The continued emergence of direct to consumer (D2C) products is expected to continue to disrupt the pay-TV market in 2019, according to analysts Futuresource Consulting.

According to the company’s digital media and entertainment team, the impact of D2C products is likely “to come to a head” with the expected launch of Disney+ later this year.

The company said this is particularly significant as it will exclusively include Disney movies in the first pay-TV window, as these rights expire on Netflix.

Terms of existing exclusive deals will be a major consideration of international D2C launches, said Futuresource, as they look to balance the subscriber potential of new services compared, to existing revenue streams for the same content.  WWE was one of the first major entertainment brands to make this ‘leap of faith’ in going truly OTT, realising it was an important step in determining the long-term future of its business.

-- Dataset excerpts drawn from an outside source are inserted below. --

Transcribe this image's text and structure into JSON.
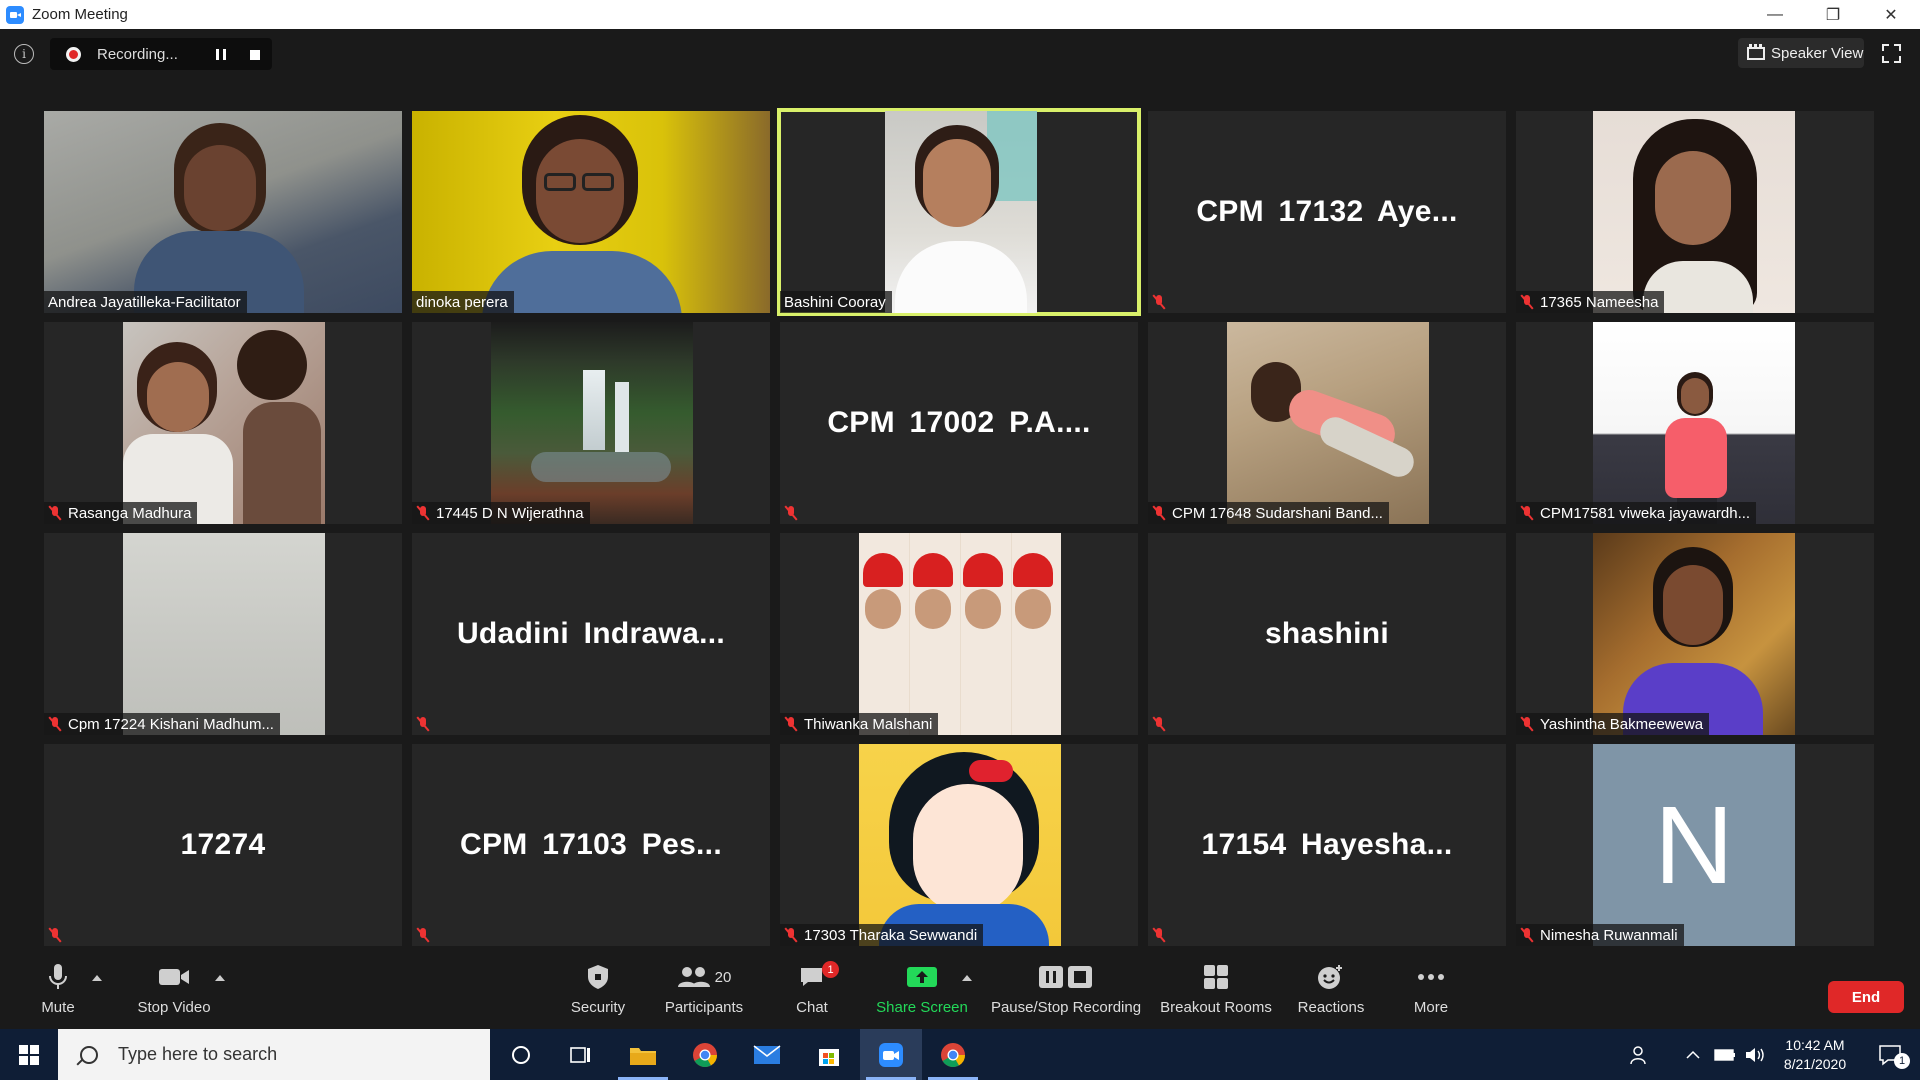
{
  "window": {
    "title": "Zoom Meeting",
    "minimize_glyph": "—",
    "restore_glyph": "❐",
    "close_glyph": "✕"
  },
  "top": {
    "info_glyph": "i",
    "recording_label": "Recording...",
    "speaker_view_label": "Speaker View"
  },
  "participants": [
    {
      "name": "Andrea Jayatilleka-Facilitator",
      "muted": false,
      "kind": "video"
    },
    {
      "name": "dinoka perera",
      "muted": false,
      "kind": "video"
    },
    {
      "name": "Bashini Cooray",
      "muted": false,
      "kind": "video",
      "active": true
    },
    {
      "name": "CPM 17132 Aye...",
      "muted": true,
      "kind": "name"
    },
    {
      "name": "17365 Nameesha",
      "muted": true,
      "kind": "video"
    },
    {
      "name": "Rasanga Madhura",
      "muted": true,
      "kind": "video"
    },
    {
      "name": "17445 D N Wijerathna",
      "muted": true,
      "kind": "video"
    },
    {
      "name": "CPM 17002 P.A....",
      "muted": true,
      "kind": "name"
    },
    {
      "name": "CPM 17648 Sudarshani Band...",
      "muted": true,
      "kind": "video"
    },
    {
      "name": "CPM17581 viweka jayawardh...",
      "muted": true,
      "kind": "video"
    },
    {
      "name": "Cpm 17224 Kishani Madhum...",
      "muted": true,
      "kind": "video"
    },
    {
      "name": "Udadini Indrawa...",
      "muted": true,
      "kind": "name"
    },
    {
      "name": "Thiwanka Malshani",
      "muted": true,
      "kind": "video"
    },
    {
      "name": "shashini",
      "muted": true,
      "kind": "name"
    },
    {
      "name": "Yashintha Bakmeewewa",
      "muted": true,
      "kind": "video"
    },
    {
      "name": "17274",
      "muted": true,
      "kind": "name"
    },
    {
      "name": "CPM 17103 Pes...",
      "muted": true,
      "kind": "name"
    },
    {
      "name": "17303 Tharaka Sewwandi",
      "muted": true,
      "kind": "video"
    },
    {
      "name": "17154 Hayesha...",
      "muted": true,
      "kind": "name"
    },
    {
      "name": "Nimesha Ruwanmali",
      "muted": true,
      "kind": "avatar",
      "initial": "N"
    }
  ],
  "toolbar": {
    "mute": "Mute",
    "stop_video": "Stop Video",
    "security": "Security",
    "participants": "Participants",
    "participants_count": "20",
    "chat": "Chat",
    "chat_badge": "1",
    "share_screen": "Share Screen",
    "pause_stop_recording": "Pause/Stop Recording",
    "breakout_rooms": "Breakout Rooms",
    "reactions": "Reactions",
    "more": "More",
    "end": "End"
  },
  "taskbar": {
    "search_placeholder": "Type here to search",
    "time": "10:42 AM",
    "date": "8/21/2020",
    "notification_count": "1"
  },
  "colors": {
    "accent_active_border": "#d9f06a",
    "end_button": "#e02828",
    "share_screen": "#23d959",
    "muted_mic": "#e33333"
  }
}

“Although there was notable D2C activity prior to the announcement of Disney+, the brand power and high-quality bar of content will see it have a significant impact in several ways,” said Futuresource, including:

  • Accelerating other content holders to follow suit – with AT&T (HBO, Warner Bros, Turner) stating its plans to launch a D2C service in the USA in 2019
  • As a result, providing consumers with greater choice of premium streaming video services, but this fragmentation also provides challenges e.g. what content is on what service, leading to the emergence of the super-aggregators
  • Disrupting the traditional pay-TV carriage model and potentially impacting their consumer base, as well as negotiating carriage of these new third-party services as apps on their pay-TV platform
  • Improving the appeal of connected devices to consumers, potentially helping bring in later adopters or even encouraging upsell and upgrade
  • Further fuelling Netflix’s investment in original content, as it looks to make the transition of Disney content exiting the service as invisible to the consumer as possible

Futuresource said the most intriguing development of the D2C movement is the role pay-TV providers and their respective platforms will play moving forwards: “D2C brands want the best of both worlds, direct control over their service and creative freedom, but also wide and targeted reach, straight into consumers’ living rooms,” said the company. “So, over time, Disney+ and other D2C services will be increasingly carried by pay-TV providers, with content potentially integrated into a seamless UI, like Netflix TV shows and movies are on Sky Q in the UK.  The capability of STBs may be a limiting factor in this rollout, but this may further stimulate investment from the pay-TV providers in this advanced hardware.”